(ProcessMiningGuru):
This "agent washing" problem is getting out of hand too. Half the vendors claiming to offer agentic AI are literally just rebranding their existing RPA bots with fancier names. We got burned by this - paid premium pricing for what was supposed to be an intelligent agent system and it turned out to be basic automation with some NLP bolted on. No real decision-making capability, no learning from outcomes, just marketing BS. Before you invest, demand to see the actual architecture and how it handles exceptions. Real agentic systems should adapt when conditions change, not just fail and send alerts. If they can't demo that convincingly, walk away. The technology's real but most of what's being sold right now isn't ready for enterprise deployment. Focus on understanding which problems actually need agentic versus what works fine with deterministic bots. Not everything needs AI and frankly most processes don't.
(AutomationArchitect_Sarah):
You're hitting on something real here and it's not just your company. We evaluated switching our Blue Prism setup to agentic and the cost projections were insane. What nobody talks about is that agentic systems need completely different data architecture. Your current ETL pipelines that work fine for RPA don't cut it because agents need context-aware data, not just structured inputs. We surveyed our data stack and realized we'd need to rebuild 60% of our infrastructure just to support proper agent deployment. The hidden cost there is massive and most orgs don't find out until they're knee-deep in migration. The other thing is governance - you can't use the same control frameworks. Traditional IT oversight doesn't account for systems that make independent decisions, so you're basically creating new risk management processes from scratch. Our CTO made the call to keep scaling our existing RPA for another 18 months and only pilot agentic in non-critical workflows. Boring decision but probably the right one financially.
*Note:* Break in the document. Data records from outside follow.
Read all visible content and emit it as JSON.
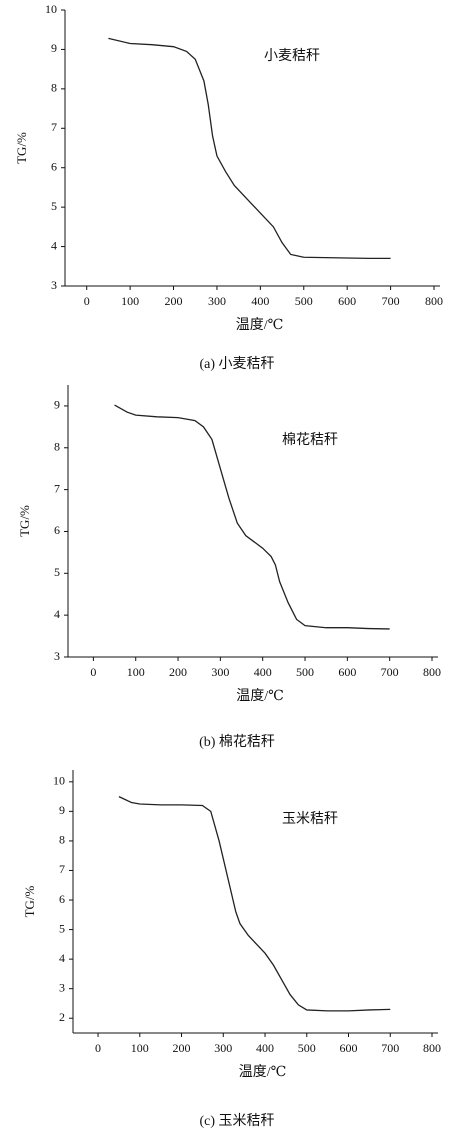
{
  "chart_data": [
    {
      "type": "line",
      "caption": "(a) 小麦秸秆",
      "annotation": "小麦秸秆",
      "xlabel": "温度/℃",
      "ylabel": "TG/%",
      "color": "#222222",
      "x": [
        50,
        100,
        150,
        200,
        230,
        250,
        270,
        280,
        290,
        300,
        320,
        340,
        370,
        400,
        430,
        450,
        470,
        500,
        550,
        600,
        650,
        700
      ],
      "values": [
        9.28,
        9.15,
        9.12,
        9.07,
        8.95,
        8.75,
        8.2,
        7.6,
        6.8,
        6.3,
        5.9,
        5.55,
        5.2,
        4.85,
        4.5,
        4.1,
        3.8,
        3.73,
        3.72,
        3.71,
        3.7,
        3.7
      ],
      "xlim": [
        -50,
        800
      ],
      "ylim": [
        3,
        10
      ],
      "xticks": [
        0,
        100,
        200,
        300,
        400,
        500,
        600,
        700,
        800
      ],
      "yticks": [
        3,
        4,
        5,
        6,
        7,
        8,
        9,
        10
      ]
    },
    {
      "type": "line",
      "caption": "(b) 棉花秸秆",
      "annotation": "棉花秸秆",
      "xlabel": "温度/℃",
      "ylabel": "TG/%",
      "color": "#222222",
      "x": [
        50,
        80,
        100,
        150,
        200,
        240,
        260,
        280,
        300,
        320,
        340,
        360,
        380,
        400,
        420,
        430,
        440,
        460,
        480,
        500,
        550,
        600,
        650,
        700
      ],
      "values": [
        9.02,
        8.85,
        8.78,
        8.74,
        8.72,
        8.65,
        8.5,
        8.2,
        7.5,
        6.8,
        6.2,
        5.9,
        5.75,
        5.6,
        5.4,
        5.2,
        4.8,
        4.3,
        3.9,
        3.75,
        3.7,
        3.7,
        3.68,
        3.67
      ],
      "xlim": [
        -60,
        800
      ],
      "ylim": [
        3,
        9.5
      ],
      "xticks": [
        0,
        100,
        200,
        300,
        400,
        500,
        600,
        700,
        800
      ],
      "yticks": [
        3,
        4,
        5,
        6,
        7,
        8,
        9
      ]
    },
    {
      "type": "line",
      "caption": "(c) 玉米秸秆",
      "annotation": "玉米秸秆",
      "xlabel": "温度/℃",
      "ylabel": "TG/%",
      "color": "#222222",
      "x": [
        50,
        80,
        100,
        150,
        200,
        250,
        270,
        290,
        310,
        330,
        340,
        360,
        380,
        400,
        420,
        440,
        460,
        480,
        500,
        550,
        600,
        650,
        700
      ],
      "values": [
        9.5,
        9.3,
        9.25,
        9.22,
        9.22,
        9.2,
        9.0,
        8.0,
        6.8,
        5.6,
        5.2,
        4.8,
        4.5,
        4.2,
        3.8,
        3.3,
        2.8,
        2.45,
        2.28,
        2.25,
        2.25,
        2.28,
        2.3
      ],
      "xlim": [
        -60,
        800
      ],
      "ylim": [
        1.5,
        10.4
      ],
      "xticks": [
        0,
        100,
        200,
        300,
        400,
        500,
        600,
        700,
        800
      ],
      "yticks": [
        2,
        3,
        4,
        5,
        6,
        7,
        8,
        9,
        10
      ]
    }
  ]
}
Original Post (TechOps_Ryan):
So Gartner just dropped that bomb about 40% of agentic AI projects getting axed by end of 2027. Our company's pushing hard to move from traditional RPA to these new AI agents, and honestly I'm starting to sweat. We've got 200+ UiPath bots running pretty solid, but management thinks we need to "evolve" to stay competitive. The pilot we ran last quarter with an agentic system actually added more work to the process instead of streamlining it. Anyone else dealing with this? The sales pitch sounded amazing but the reality is we're spending twice the time babysitting these things compared to our old rule-based bots. I'm not anti-AI but feels like we're rushing into something that's not ready for production scale. What metrics are you guys using to actually decide if agentic makes sense versus just keeping your RPA stack?